На март пришлась и кампания кадровых ротаций. Многие руководящие работники, приверженцы царских порядков, вынуждены были покинуть службу. Во всех уральских губерниях из контор ушли по политическим мотивам около двух десятков чиновников и инженеров, а основной состав связистов уже в первые дни присягнули новой власти. Отметим, что изгнание «царских сатрапов» из учреждений связи не сопровождалось самосудами или физической расправой. Кампания «чисток» была на порядок меньше, чем в горнозаводских округах, где с 42 заводов были изгнаны 142 специалиста, в т.ч. 14 директоров и 19 начальников цехов6. Весной 1917 г. в отрасли продолжали действовать основные нормы Устава Российской империи по гражданской службе, хотя известный третий пункт статьи 788 (об увольнении по «волчьему билету») уже не работал.

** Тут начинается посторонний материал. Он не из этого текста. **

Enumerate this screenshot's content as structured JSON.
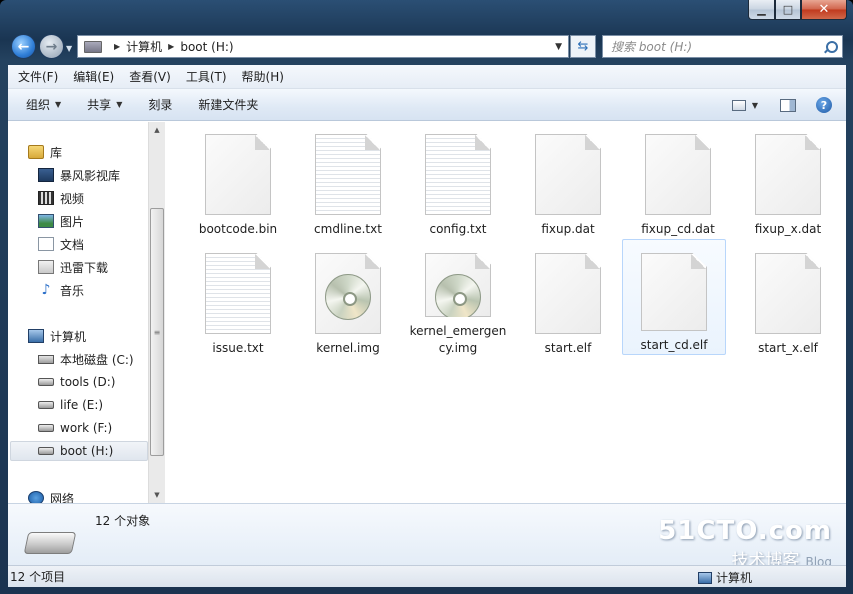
{
  "address": {
    "segments": [
      "计算机",
      "boot (H:)"
    ]
  },
  "search": {
    "placeholder": "搜索 boot (H:)"
  },
  "menu": [
    "文件(F)",
    "编辑(E)",
    "查看(V)",
    "工具(T)",
    "帮助(H)"
  ],
  "toolbar": {
    "organize": "组织",
    "share": "共享",
    "burn": "刻录",
    "new_folder": "新建文件夹"
  },
  "navpane": {
    "libraries": {
      "label": "库",
      "items": [
        "暴风影视库",
        "视频",
        "图片",
        "文档",
        "迅雷下载",
        "音乐"
      ]
    },
    "computer": {
      "label": "计算机",
      "items": [
        "本地磁盘 (C:)",
        "tools (D:)",
        "life (E:)",
        "work (F:)",
        "boot (H:)"
      ],
      "selected": "boot (H:)"
    },
    "network": {
      "label": "网络"
    }
  },
  "files": [
    {
      "name": "bootcode.bin",
      "icon": "blank-file-icon"
    },
    {
      "name": "cmdline.txt",
      "icon": "text-file-icon"
    },
    {
      "name": "config.txt",
      "icon": "text-file-icon"
    },
    {
      "name": "fixup.dat",
      "icon": "blank-file-icon"
    },
    {
      "name": "fixup_cd.dat",
      "icon": "blank-file-icon"
    },
    {
      "name": "fixup_x.dat",
      "icon": "blank-file-icon"
    },
    {
      "name": "issue.txt",
      "icon": "text-file-icon"
    },
    {
      "name": "kernel.img",
      "icon": "disc-image-icon"
    },
    {
      "name": "kernel_emergency.img",
      "icon": "disc-image-icon"
    },
    {
      "name": "start.elf",
      "icon": "blank-file-icon"
    },
    {
      "name": "start_cd.elf",
      "icon": "blank-file-icon",
      "selected": true
    },
    {
      "name": "start_x.elf",
      "icon": "blank-file-icon"
    }
  ],
  "details": {
    "count_text": "12 个对象"
  },
  "status": {
    "left": "12 个项目",
    "right": "计算机"
  },
  "watermark": {
    "brand": "51CTO.com",
    "tagline": "技术博客",
    "blog": "Blog"
  }
}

Пожалуй, главной мерой Временного правительства весны 1917 г. стала реорганизация системы высшего управления связи. 5 мая 1917 г. вся сеть связи общего пользования России была выделена из МВД и подчинена новому министерству — министерству почт и телеграфов. Первым его министром стал видный политик и лидер умеренных социалистов И. Г. Церетели1. Организация самостоятельного руководящего органа позволила создать определенные условия для свободы развития отрасли связь, но не изменила системы финансирования: как и в царские времена, действовал остаточный принцип распределения средств. Достаточно отметить, что в 1917 г. отрасль получила всего 1,3% от обыкновенных расходов госбюджета, что было явно недостаточно2. Не только реконструкция, но и текущие ремонты линий почти не велись. На наш взгляд, остаточный принцип снабжения финансами и материальными средствами и стал основной причиной нарастания кризисных явлений в отрасли.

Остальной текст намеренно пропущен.